View album and artist details

Album and Artist Details

Artist/band:

Paul Brady

Label:

Last Music Co

May/2025

Bob Dylan’s 1985 box set Biograph came with an interview in which Dylan said: “Some guys got it down – Leonard Cohen, Paul Brady, Lou Reed, secret heroes, John Prine, David Allen Coe, Tom Waits. I listen more to that kind of stuff than whatever is popular.” Despite being listed by such an authority in such exalted company, some 40 years later, Brady remains something of a “secret hero”, at least outside his Ireland, where he enjoys national treasure status. Having made his name playing traditional music in Planxty, by the early 1980s he had turned contemporary singer-songwriter, sounding like an Irish Loudon Wainwright III or a cross between Christy Moore and Sting. His songs went on to be covered by everyone from Tina Turner to Joe Cocker and there were memorable co-writes with Bonnie Raitt and Carole King. This four-disc set serves as a career retrospective – yet one with a difference, for the 64 tracks are mostly unreleased recordings from his home studio, concert performances and radio/TV broadcasts.

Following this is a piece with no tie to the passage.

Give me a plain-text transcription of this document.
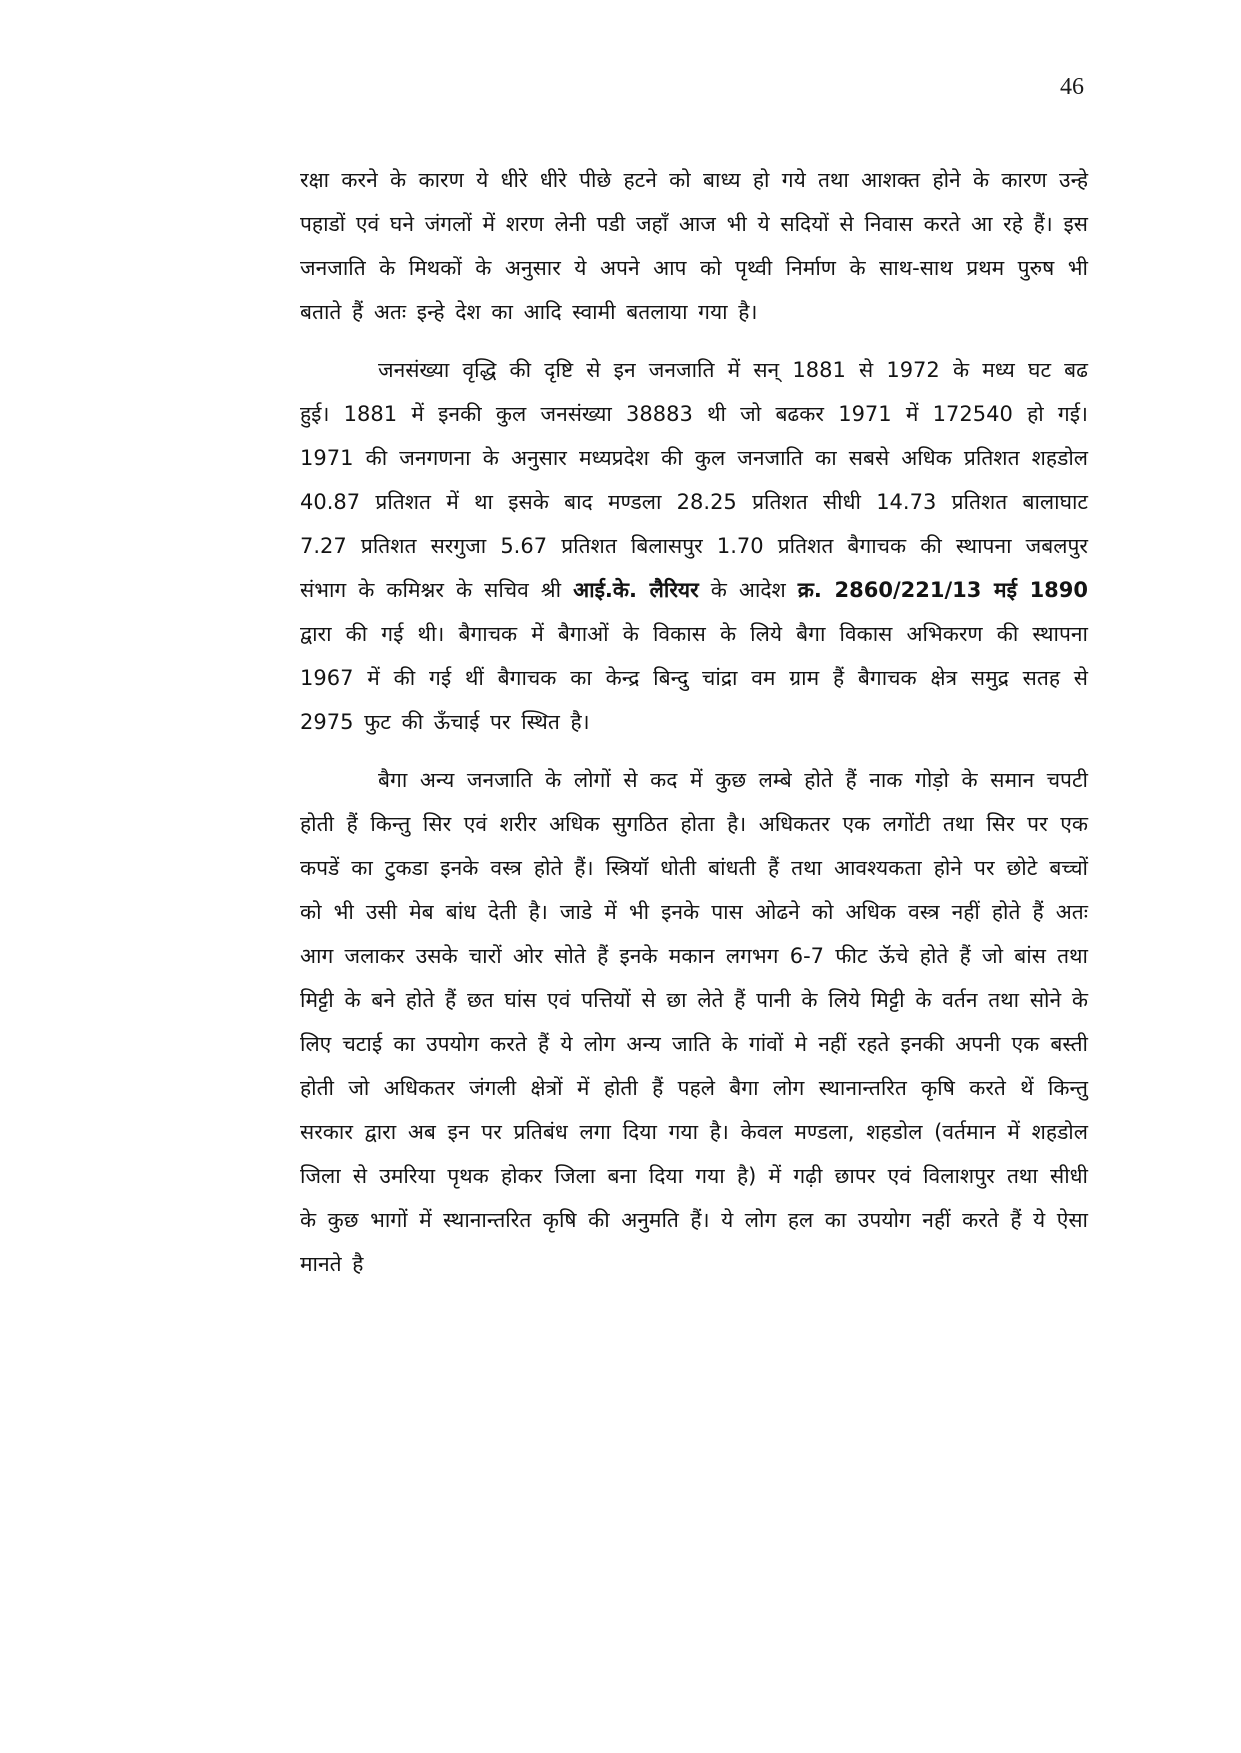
46

रक्षा करने के कारण ये धीरे धीरे पीछे हटने को बाध्य हो गये तथा आशक्त होने के कारण उन्हे पहाडों एवं घने जंगलों में शरण लेनी पडी जहाँ आज भी ये सदियों से निवास करते आ रहे हैं। इस जनजाति के मिथकों के अनुसार ये अपने आप को पृथ्वी निर्माण के साथ-साथ प्रथम पुरुष भी बताते हैं अतः इन्हे देश का आदि स्वामी बतलाया गया है।

जनसंख्या वृद्धि की दृष्टि से इन जनजाति में सन् 1881 से 1972 के मध्य घट बढ हुई। 1881 में इनकी कुल जनसंख्या 38883 थी जो बढकर 1971 में 172540 हो गई। 1971 की जनगणना के अनुसार मध्यप्रदेश की कुल जनजाति का सबसे अधिक प्रतिशत शहडोल 40.87 प्रतिशत में था इसके बाद मण्डला 28.25 प्रतिशत सीधी 14.73 प्रतिशत बालाघाट 7.27 प्रतिशत सरगुजा 5.67 प्रतिशत बिलासपुर 1.70 प्रतिशत बैगाचक की स्थापना जबलपुर संभाग के कमिश्नर के सचिव श्री आई.के. लैरियर के आदेश क्र. 2860/221/13 मई 1890 द्वारा की गई थी। बैगाचक में बैगाओं के विकास के लिये बैगा विकास अभिकरण की स्थापना 1967 में की गई थीं बैगाचक का केन्द्र बिन्दु चांद्रा वम ग्राम हैं बैगाचक क्षेत्र समुद्र सतह से 2975 फुट की ऊँचाई पर स्थित है।

बैगा अन्य जनजाति के लोगों से कद में कुछ लम्बे होते हैं नाक गोड़ो के समान चपटी होती हैं किन्तु सिर एवं शरीर अधिक सुगठित होता है। अधिकतर एक लगोंटी तथा सिर पर एक कपडें का टुकडा इनके वस्त्र होते हैं। स्त्रियॉ धोती बांधती हैं तथा आवश्यकता होने पर छोटे बच्चों को भी उसी मेब बांध देती है। जाडे में भी इनके पास ओढने को अधिक वस्त्र नहीं होते हैं अतः आग जलाकर उसके चारों ओर सोते हैं इनके मकान लगभग 6-7 फीट ऊॅचे होते हैं जो बांस तथा मिट्टी के बने होते हैं छत घांस एवं पत्तियों से छा लेते हैं पानी के लिये मिट्टी के वर्तन तथा सोने के लिए चटाई का उपयोग करते हैं ये लोग अन्य जाति के गांवों मे नहीं रहते इनकी अपनी एक बस्ती होती जो अधिकतर जंगली क्षेत्रों में होती हैं पहले बैगा लोग स्थानान्तरित कृषि करते थें किन्तु सरकार द्वारा अब इन पर प्रतिबंध लगा दिया गया है। केवल मण्डला, शहडोल (वर्तमान में शहडोल जिला से उमरिया पृथक होकर जिला बना दिया गया है) में गढ़ी छापर एवं विलाशपुर तथा सीधी के कुछ भागों में स्थानान्तरित कृषि की अनुमति हैं। ये लोग हल का उपयोग नहीं करते हैं ये ऐसा मानते है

We get demos of some of his best-known compositions such as ‘Luck of the Draw’, ‘Walk The White Line’ and ‘Trick or Treat’, live versions of his arrangements of the trad songs ‘Arthur McBride’ (which Dylan borrowed) and ‘Bruach Loch Pontchartrain’, different mixes of hits such as ‘Deep in Your Heart’ and ‘Nobody Knows’ and some fabulous duets with the likes of Kate Rusby (‘All God’s Angels’), Carole King (‘Believe in Me’) and, best of all, a luminous call-and-response jewel with the great Mary Black on ‘I Will Be There’. Some of his songs veer rather too close to the pop mainstream but then the purists said that about Dylan when he plugged in at the Newport Folk Festival. For the most part, Brady’s Irish roots are never hiding too far away.